My mother has an auto-immune disease called bullous pemphigoid (as an aside, and weirdly enough, I just discovered this increasing less rare ailment was mentioned in passing in the very first episode of the 1990's TV medical standard, E.R.). Because the hospital had relied on my incompetent father to provide them with a list of my mother's medications at the time of admission, and because they, under direction of the malfeasant nurse administrator, steadfastly refused to allow me to review any of the information on my mother that they had, they had discontinued a critical medication and through this negligence (in both the moral/ethical and legal senses) had unnecessarily caused her illness to flare up and even worse exposed her to a risk of cancer (since the medication she requires is one that must be tapered off, never just stopped). Moreover, they knew something was wrong, as they had been trying to treat what to them was an undiagnosed condition, with Polysporin and corticosteroid creams.

(How do I know something that specific, you ask? Well, not every nurse/health care aide was afraid of the wrath of the nurse administrator, who had ordered them not to speak with me at all: yet another violation of the Acting CMO's guarantee, for which she should have been disciplined, since all family members are entitled to such general information as the state of a loved one's health.

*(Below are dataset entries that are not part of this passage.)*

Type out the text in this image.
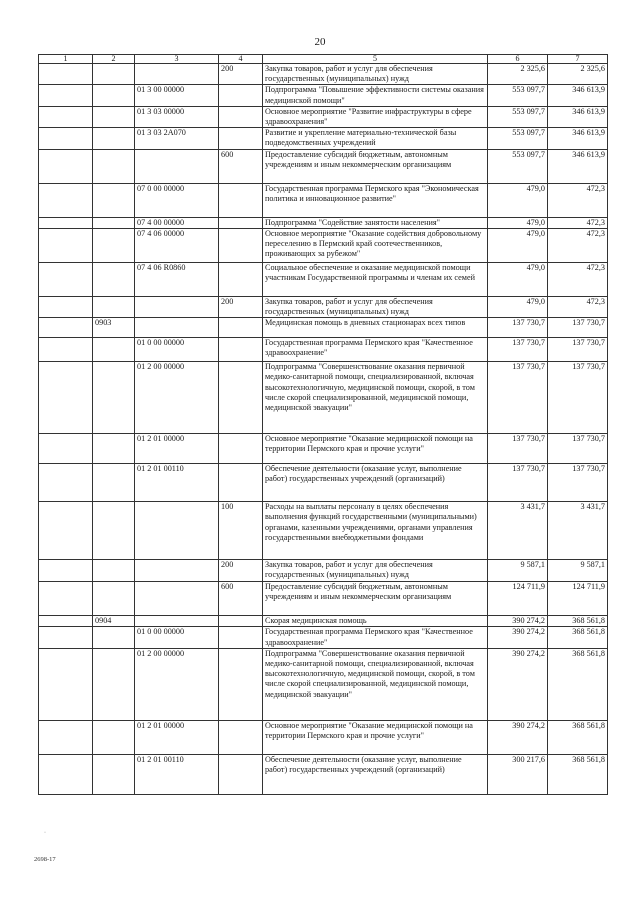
20
1	2	3	4	5	6	7
			200	Закупка товаров, работ и услуг для обеспечения государственных (муниципальных) нужд	2 325,6	2 325,6
		01 3 00 00000		Подпрограмма "Повышение эффективности системы оказания медицинской помощи"	553 097,7	346 613,9
		01 3 03 00000		Основное мероприятие "Развитие инфраструктуры в сфере здравоохранения"	553 097,7	346 613,9
		01 3 03 2А070		Развитие и укрепление материально-технической базы подведомственных учреждений	553 097,7	346 613,9
			600	Предоставление субсидий бюджетным, автономным учреждениям и иным некоммерческим организациям	553 097,7	346 613,9
		07 0 00 00000		Государственная программа Пермского края "Экономическая политика и инновационное развитие"	479,0	472,3
		07 4 00 00000		Подпрограмма "Содействие занятости населения"	479,0	472,3
		07 4 06 00000		Основное мероприятие "Оказание содействия добровольному переселению в Пермский край соотечественников, проживающих за рубежом"	479,0	472,3
		07 4 06 R0860		Социальное обеспечение и оказание медицинской помощи участникам Государственной программы и членам их семей	479,0	472,3
			200	Закупка товаров, работ и услуг для обеспечения государственных (муниципальных) нужд	479,0	472,3
	0903			Медицинская помощь в дневных стационарах всех типов	137 730,7	137 730,7
		01 0 00 00000		Государственная программа Пермского края "Качественное здравоохранение"	137 730,7	137 730,7
		01 2 00 00000		Подпрограмма "Совершенствование оказания первичной медико-санитарной помощи, специализированной, включая высокотехнологичную, медицинской помощи, скорой, в том числе скорой специализированной, медицинской помощи, медицинской эвакуации"	137 730,7	137 730,7
		01 2 01 00000		Основное мероприятие "Оказание медицинской помощи на территории Пермского края и прочие услуги"	137 730,7	137 730,7
		01 2 01 00110		Обеспечение деятельности (оказание услуг, выполнение работ) государственных учреждений (организаций)	137 730,7	137 730,7
			100	Расходы на выплаты персоналу в целях обеспечения выполнения функций государственными (муниципальными) органами, казенными учреждениями, органами управления государственными внебюджетными фондами	3 431,7	3 431,7
			200	Закупка товаров, работ и услуг для обеспечения государственных (муниципальных) нужд	9 587,1	9 587,1
			600	Предоставление субсидий бюджетным, автономным учреждениям и иным некоммерческим организациям	124 711,9	124 711,9
	0904			Скорая медицинская помощь	390 274,2	368 561,8
		01 0 00 00000		Государственная программа Пермского края "Качественное здравоохранение"	390 274,2	368 561,8
		01 2 00 00000		Подпрограмма "Совершенствование оказания первичной медико-санитарной помощи, специализированной, включая высокотехнологичную, медицинской помощи, скорой, в том числе скорой специализированной, медицинской помощи, медицинской эвакуации"	390 274,2	368 561,8
		01 2 01 00000		Основное мероприятие "Оказание медицинской помощи на территории Пермского края и прочие услуги"	390 274,2	368 561,8
		01 2 01 00110		Обеспечение деятельности (оказание услуг, выполнение работ) государственных учреждений (организаций)	300 217,6	368 561,8
·
2698-17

It took me 2 days and some clever telephone calling to get through the deliberate barrier of the SOGH switchboard before I could reach a day-staffer who I was fairly certain would speak with me, but more importantly, would listen and act on the information I was calling to provide. I will probably never know how she entered it into my mom's chart/binder, but by the end of the day, mom's specialist had called me to let  me know SOGH had contacted her and they were already following her prescribed course of treatment. I was so relieved that Mom was getting the remedy required to relieve her pain and suffering that I scarcely minded the ongoing lie 3 of the Facility Managers kept up that nothing at all was wrong Mom ('And who told you that?' -- imagine it demanded with menacing melodrama) and that 'of course I would be informed if there were any changes that would permit me to visit.'

Need we ask if death would have been one?

They were so efficient at covering up their incompetence and malpractice that even when my father remembered about the missed medication, the nurse administrator and her underlings pretended to him that they had been administering it all along, despite my protestations and my mother's, and despite the irrefutable evidence that the hospital's own original, undoctored (pardon the awful pun) drug dispensing logs would furnish not to forget either the testimony that would be provided by the only conscientious doctor involved in this debacle, my mother's very professional and renowned dermatologist/immunologist. God bless her for all she has done for Mom!